Nigerian football legend cautions NFF against rushing new manager Peseiro

Jose Peseiro

Former Nigerian striker Julius Agahowa has warned the Nigerian Football Federation (NFF) to give new national team manager Jose Peseiro time to build the team.

The former Venezuela manager was set to become the manager of the Super Eagles after the African Cup of Nations but contract issues led to their discussions being called off. Following the disgrace at the Moshood Abiola Stadium which saw Ghana’s Black Star pip the Super Eagles to the 2022 FIFA World Cup ticket, all the handlers were axed and new ones were appointed.

The assistant managers and coaching staff were first appointed and one of them, former Super Eagles manager Salisu Yusuf, was appointed as a caretaker pending the appointment of a new permanent manager.

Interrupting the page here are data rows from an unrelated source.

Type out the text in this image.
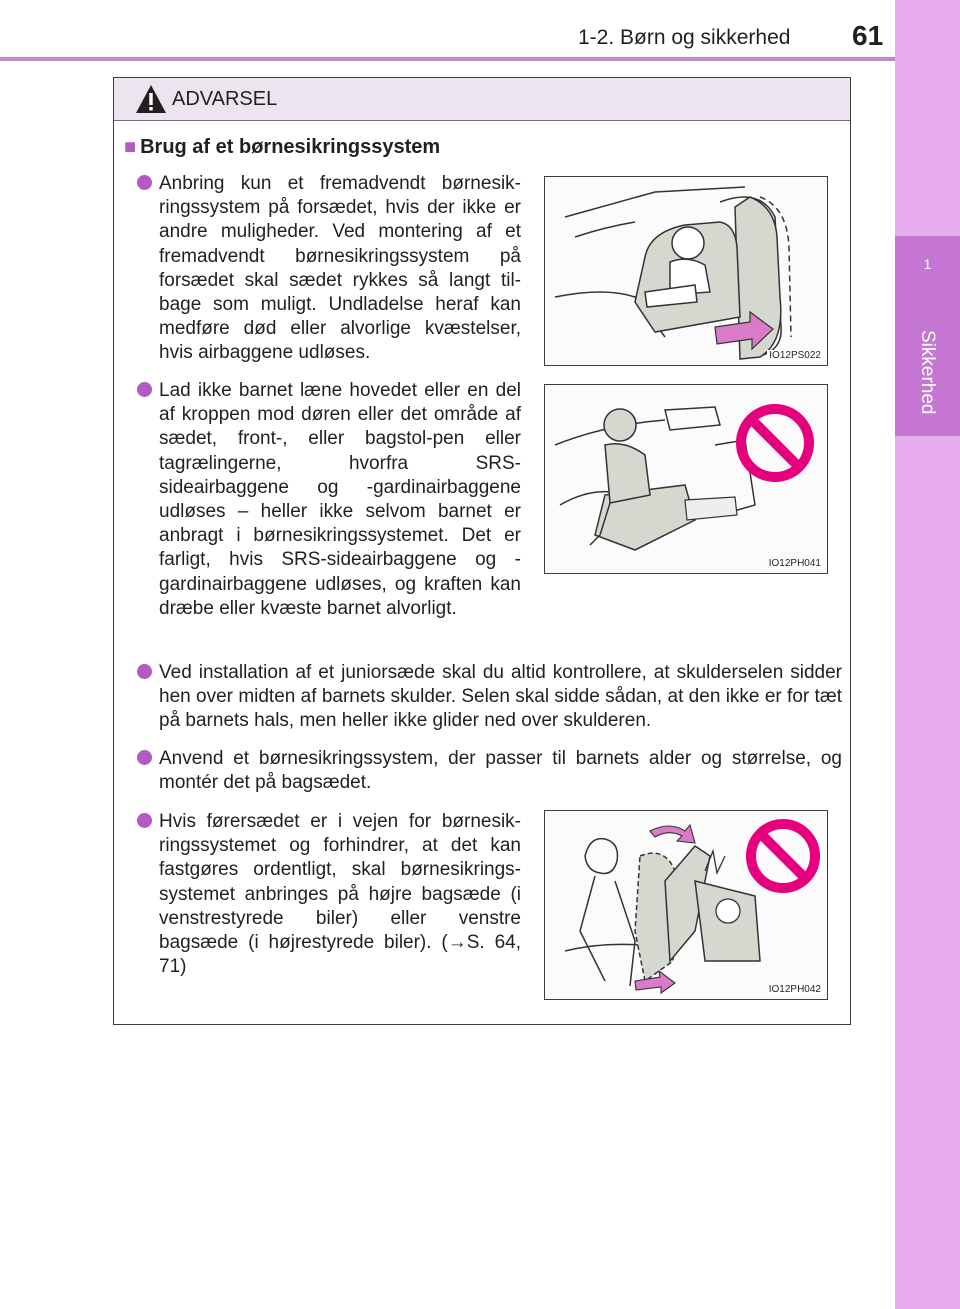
1-2. Børn og sikkerhed 61
1
Sikkerhed
ADVARSEL
■ Brug af et børnesikringssystem
Anbring kun et fremadvendt børnesik-ringssystem på forsædet, hvis der ikke er andre muligheder. Ved montering af et fremadvendt børnesikringssystem på forsædet skal sædet rykkes så langt til-bage som muligt. Undladelse heraf kan medføre død eller alvorlige kvæstelser, hvis airbaggene udløses.	IO12PS022
Lad ikke barnet læne hovedet eller en del af kroppen mod døren eller det område af sædet, front-, eller bagstol-pen eller tagrælingerne, hvorfra SRS-sideairbaggene og -gardinairbaggene udløses – heller ikke selvom barnet er anbragt i børnesikringssystemet. Det er farligt, hvis SRS-sideairbaggene og -gardinairbaggene udløses, og kraften kan dræbe eller kvæste barnet alvorligt.
IO12PH041
Ved installation af et juniorsæde skal du altid kontrollere, at skulderselen sidder hen over midten af barnets skulder. Selen skal sidde sådan, at den ikke er for tæt på barnets hals, men heller ikke glider ned over skulderen.
Anvend et børnesikringssystem, der passer til barnets alder og størrelse, og montér det på bagsædet.
Hvis førersædet er i vejen for børnesik-ringssystemet og forhindrer, at det kan fastgøres ordentligt, skal børnesikrings-systemet anbringes på højre bagsæde (i venstrestyrede biler) eller venstre bagsæde (i højrestyrede biler). (→S. 64, 71)
IO12PH042
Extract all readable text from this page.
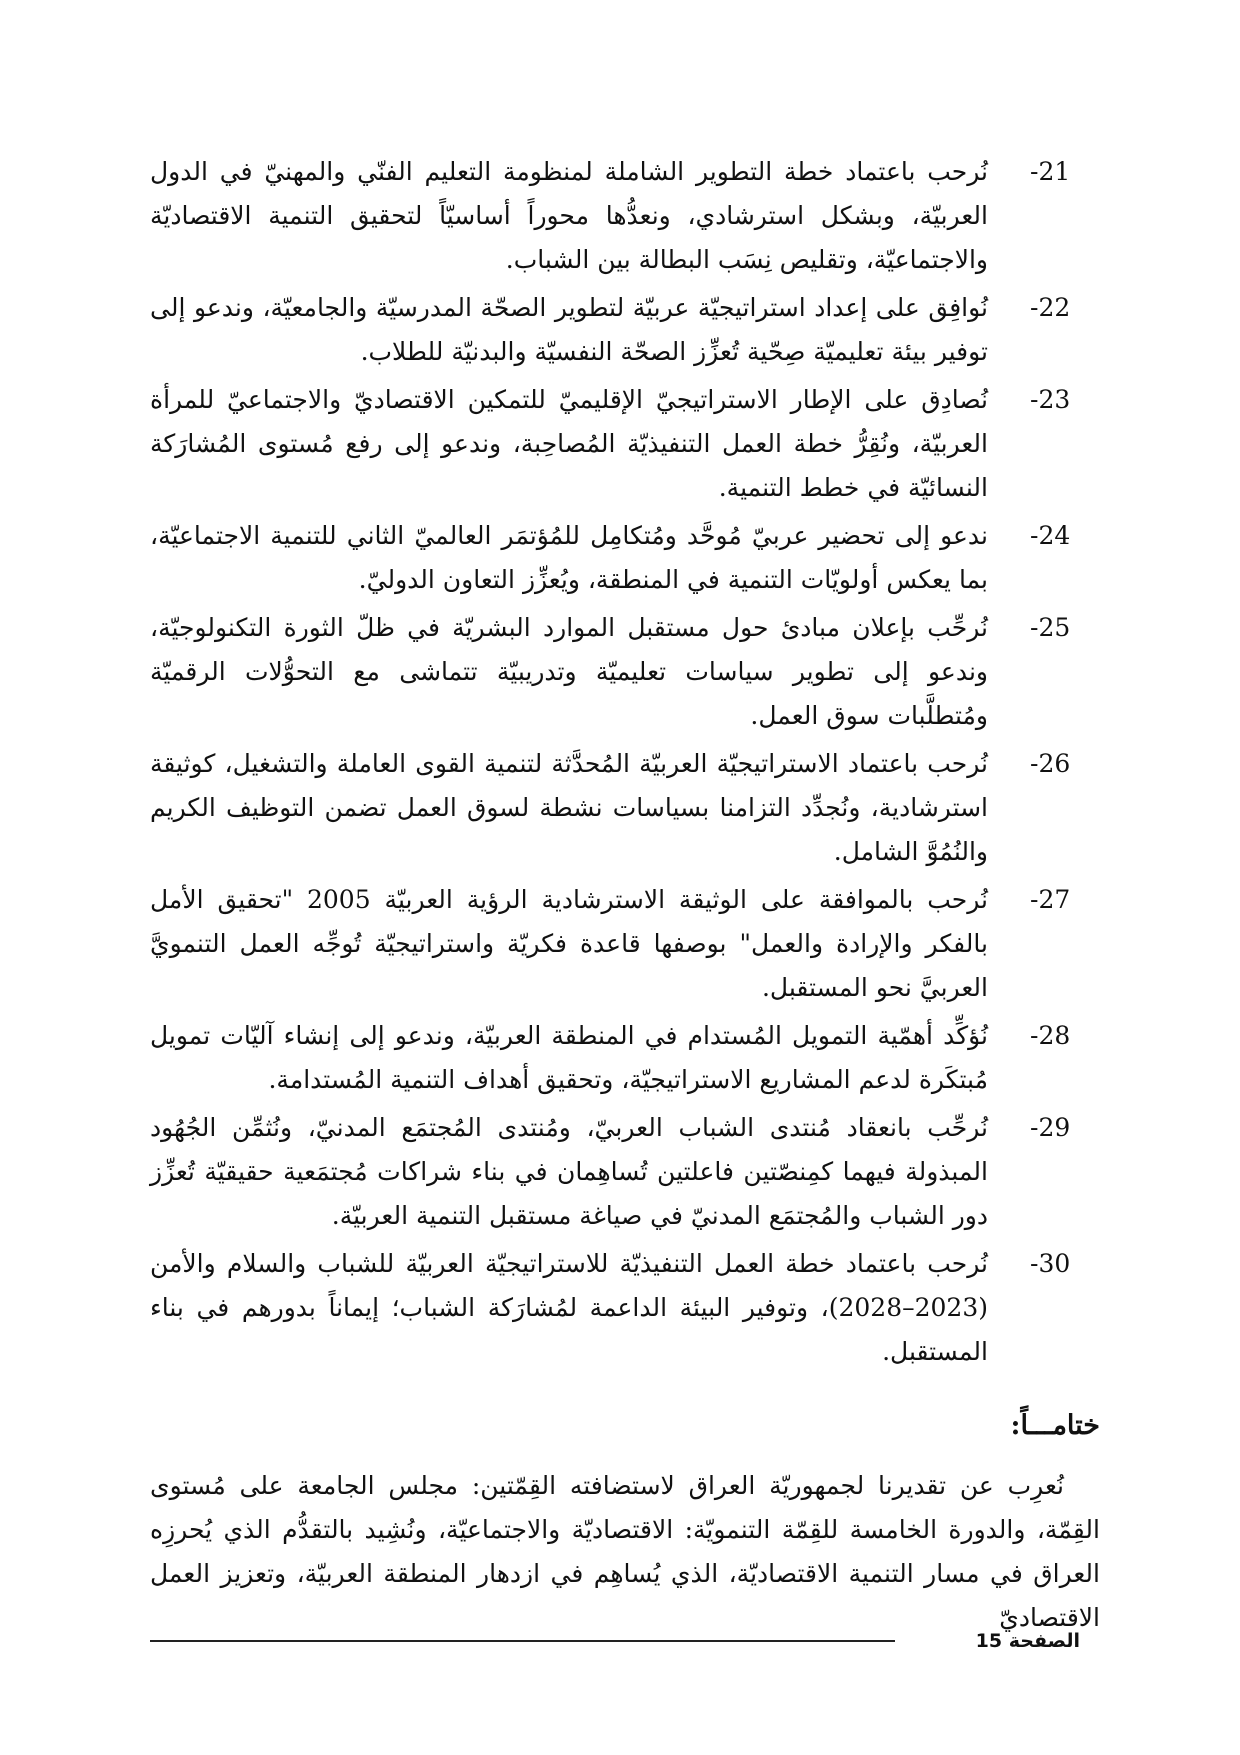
-21
نُرحب باعتماد خطة التطوير الشاملة لمنظومة التعليم الفنّي والمهنيّ في الدول العربيّة، وبشكل استرشادي، ونعدُّها محوراً أساسيّاً لتحقيق التنمية الاقتصاديّة والاجتماعيّة، وتقليص نِسَب البطالة بين الشباب.
-22
نُوافِق على إعداد استراتيجيّة عربيّة لتطوير الصحّة المدرسيّة والجامعيّة، وندعو إلى توفير بيئة تعليميّة صِحّية تُعزِّز الصحّة النفسيّة والبدنيّة للطلاب.
-23
نُصادِق على الإطار الاستراتيجيّ الإقليميّ للتمكين الاقتصاديّ والاجتماعيّ للمرأة العربيّة، ونُقِرُّ خطة العمل التنفيذيّة المُصاحِبة، وندعو إلى رفع مُستوى المُشارَكة النسائيّة في خطط التنمية.
-24
ندعو إلى تحضير عربيّ مُوحَّد ومُتكامِل للمُؤتمَر العالميّ الثاني للتنمية الاجتماعيّة، بما يعكس أولويّات التنمية في المنطقة، ويُعزِّز التعاون الدوليّ.
-25
نُرحِّب بإعلان مبادئ حول مستقبل الموارد البشريّة في ظلّ الثورة التكنولوجيّة، وندعو إلى تطوير سياسات تعليميّة وتدريبيّة تتماشى مع التحوُّلات الرقميّة ومُتطلَّبات سوق العمل.
-26
نُرحب باعتماد الاستراتيجيّة العربيّة المُحدَّثة لتنمية القوى العاملة والتشغيل، كوثيقة استرشادية، ونُجدِّد التزامنا بسياسات نشطة لسوق العمل تضمن التوظيف الكريم والنُمُوَّ الشامل.
-27
نُرحب بالموافقة على الوثيقة الاسترشادية الرؤية العربيّة 2005 "تحقيق الأمل بالفكر والإرادة والعمل" بوصفها قاعدة فكريّة واستراتيجيّة تُوجِّه العمل التنمويَّ العربيَّ نحو المستقبل.
-28
نُؤكِّد أهمّية التمويل المُستدام في المنطقة العربيّة، وندعو إلى إنشاء آليّات تمويل مُبتكَرة لدعم المشاريع الاستراتيجيّة، وتحقيق أهداف التنمية المُستدامة.
-29
نُرحِّب بانعقاد مُنتدى الشباب العربيّ، ومُنتدى المُجتمَع المدنيّ، ونُثمِّن الجُهُود المبذولة فيهما كمِنصّتين فاعلتين تُساهِمان في بناء شراكات مُجتمَعية حقيقيّة تُعزِّز دور الشباب والمُجتمَع المدنيّ في صياغة مستقبل التنمية العربيّة.
-30
نُرحب باعتماد خطة العمل التنفيذيّة للاستراتيجيّة العربيّة للشباب والسلام والأمن (2023–2028)، وتوفير البيئة الداعمة لمُشارَكة الشباب؛ إيماناً بدورهم في بناء المستقبل.
ختامـــاً:
نُعرِب عن تقديرنا لجمهوريّة العراق لاستضافته القِمّتين: مجلس الجامعة على مُستوى القِمّة، والدورة الخامسة للقِمّة التنمويّة: الاقتصاديّة والاجتماعيّة، ونُشِيد بالتقدُّم الذي يُحرزِه العراق في مسار التنمية الاقتصاديّة، الذي يُساهِم في ازدهار المنطقة العربيّة، وتعزيز العمل الاقتصاديّ
الصفحة 15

Peseiro once again was in the running as the NFF decided to appoint another foreign manager. Former Barcelona manager Ernesto Valverde, former PSV Eindhoven manager Philip Cocu and former France national team manager Laurent Blanc were the other candidates for the role and after several interviews, he was chosen again as manager.

Peseiro is yet to confirm or deny the appointment which was announced earlier this week but is expected to lead the Super Eagles in the international friendlies against Mexico and Ecuador and in the upcoming 2023 African Cup of Nations qualifiers for the tournament in Cote d’Ivoire.

Give Peseiro four or five years, Agahowa says

Nigerians have not taken kindly to the appointment but Agahowa has chosen to see past that and throw his weight behind Peseiro’s appointment, believing that there is no time to waste again. However, the former Wigan Athletic striker has asked that patience be shown towards the new manager, who will be thrust into a new working environment with a new coaching team.

“The target should be to build a formidable team,” Aghahowa told local media. “Although some people might have different opinions, but I want to see long-term plans for this team to represent this country in many tournaments and you can’t do that by playing friendlies and after a few poor results and then they get kicked out.

“That’s not how to do it. You have to give the technical crew time. For example, maybe four or five years, then you know what to expect.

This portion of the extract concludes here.